Our case highlights again the need for integrated services for the disabled. Medical Need+Housing+On going Care.  

Getting back to politicians, I was very dismayed to read about proposals to stop housing benefit to the under 25. I write here my own example of how having the right to this as a 17 year old, helped me get away from a dysfunctional family life, started my career and saved my sanity.
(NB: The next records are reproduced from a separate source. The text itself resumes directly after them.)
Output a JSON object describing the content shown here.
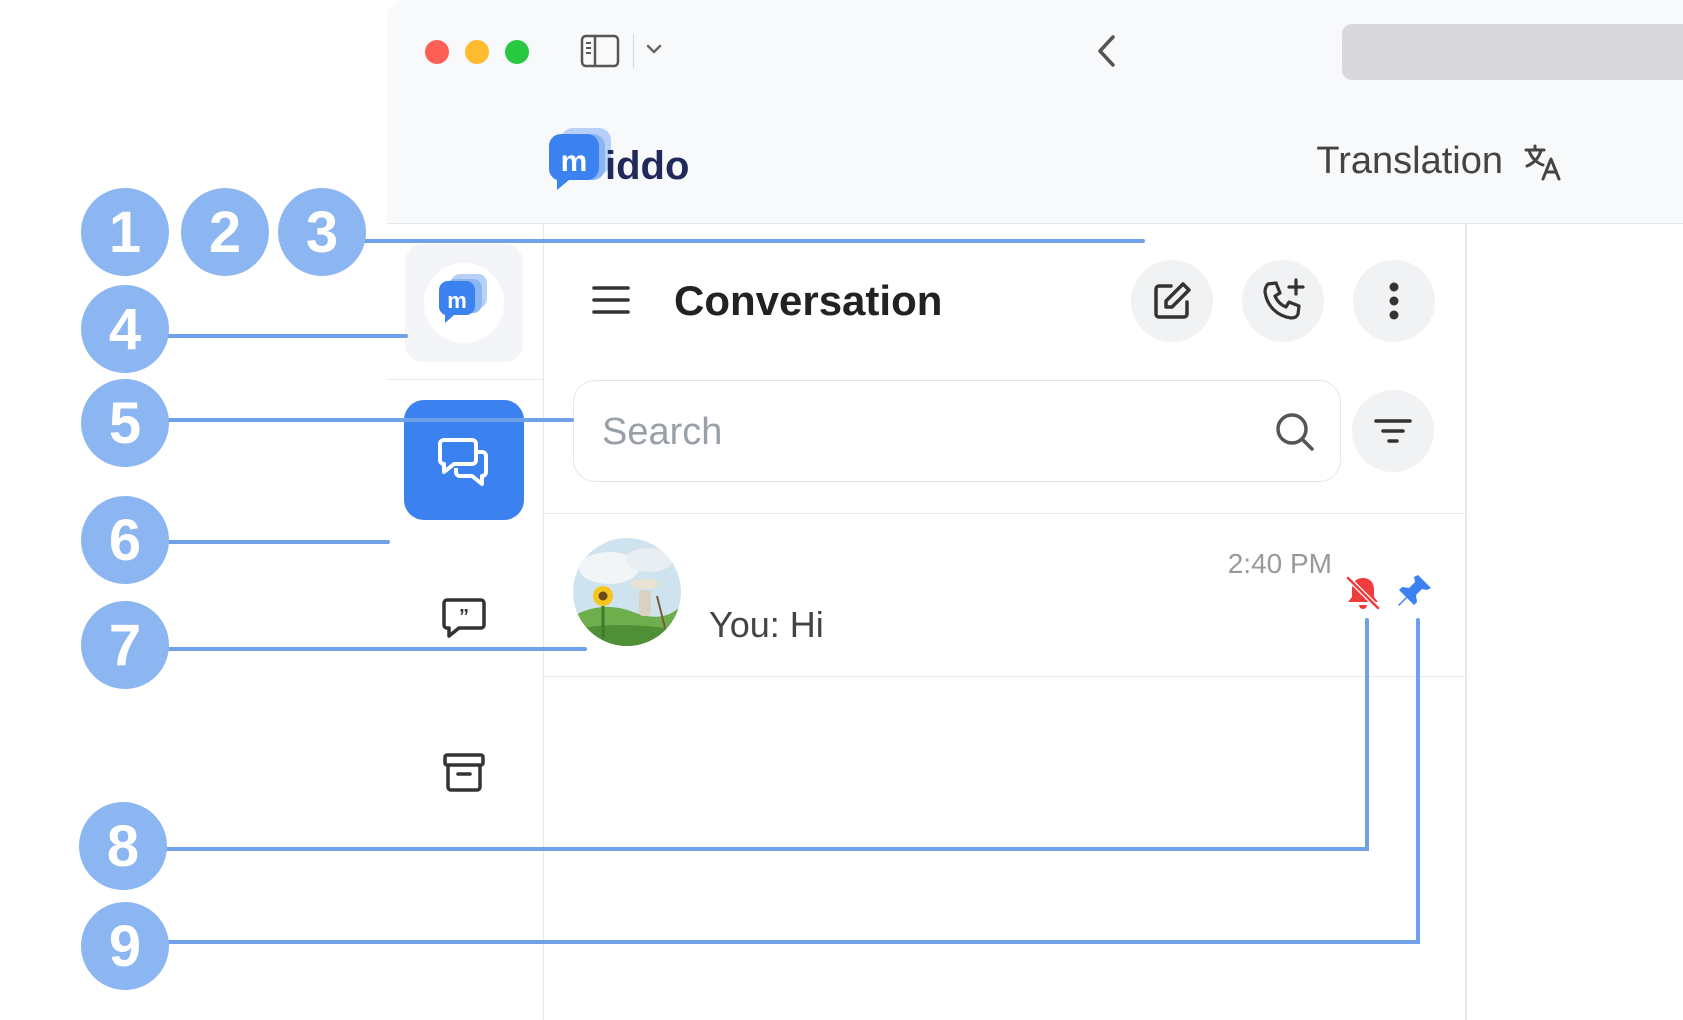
{
  "colors": {
    "accent": "#3b82f0",
    "annotation": "#8cb6f1",
    "annotation_line": "#6fa0e8",
    "mute": "#f03c3c",
    "pin": "#3b82f0"
  },
  "header": {
    "logo_text": "iddo",
    "translation_label": "Translation",
    "translation_icon": "translate-icon"
  },
  "sidebar": {
    "items": [
      {
        "name": "logo",
        "icon": "middo-logo-icon"
      },
      {
        "name": "conversations",
        "icon": "chat-bubbles-icon",
        "active": true
      },
      {
        "name": "discussions",
        "icon": "quote-chat-icon"
      },
      {
        "name": "archive",
        "icon": "archive-box-icon"
      }
    ]
  },
  "panel": {
    "title": "Conversation",
    "actions": [
      "edit-icon",
      "phone-plus-icon",
      "more-vertical-icon"
    ],
    "search": {
      "placeholder": "Search",
      "value": ""
    },
    "filter_icon": "filter-icon"
  },
  "conversations": [
    {
      "time": "2:40 PM",
      "message": "You: Hi",
      "muted": true,
      "pinned": true
    }
  ],
  "annotations": [
    "1",
    "2",
    "3",
    "4",
    "5",
    "6",
    "7",
    "8",
    "9"
  ]
}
I tried to stay on in the sixth form at school , but found out that due to my family caring duties, the strain of studying for my O'Levels I was burnt out and could not devote enough energy to my studies. I therefore made the decision to look for a job, which I was very lucky to get as an entry clerical post in the civil service in a benefit office in a town 20 miles away. To grown up readers with cars that does not sound a long way away, but to me that meant getting up at the crack of dawn travelling by train to start work at 8am. The train fare was extremely expensive, so I used to cycle to work as many times a week as I could, but soon realised that although I loved cycling it was not conducive to arriving at work fresh and ready for a days work. By the time I had paid my fares, food at work and given most of the rest over to my struggling family, I had very little to show for my efforts. I then decided that for my own health and well being I had to make a break of it and live in the town where I worked. I saved up enough for a deposit and with the help of my future husband moved to a bedsit in the town, just up the road from Margaret Thatchers fathers shop in Grantham. I had housing benefit help with the rent, but £60 per week civil service pay didn't go very far after paying  utilities, so I usually survived on £15-20 (we are talking of the late 1980's) for food plus extra vegetables my hubby gave me. Even though money was very tight I was free from my dysfunctional family dragging me down, free to get my head around what I was going to do for the rest of my life.  

M.P. Tebbitt told the youth of my time to stop whining and get on your bikes, so I got onmybiketoo .

So I beg politicians of today heed my story , do not stop the mobility of our under 25's they need more than ever today to leave their homes to find work, Housing Benefit will be an enabler for them to do this.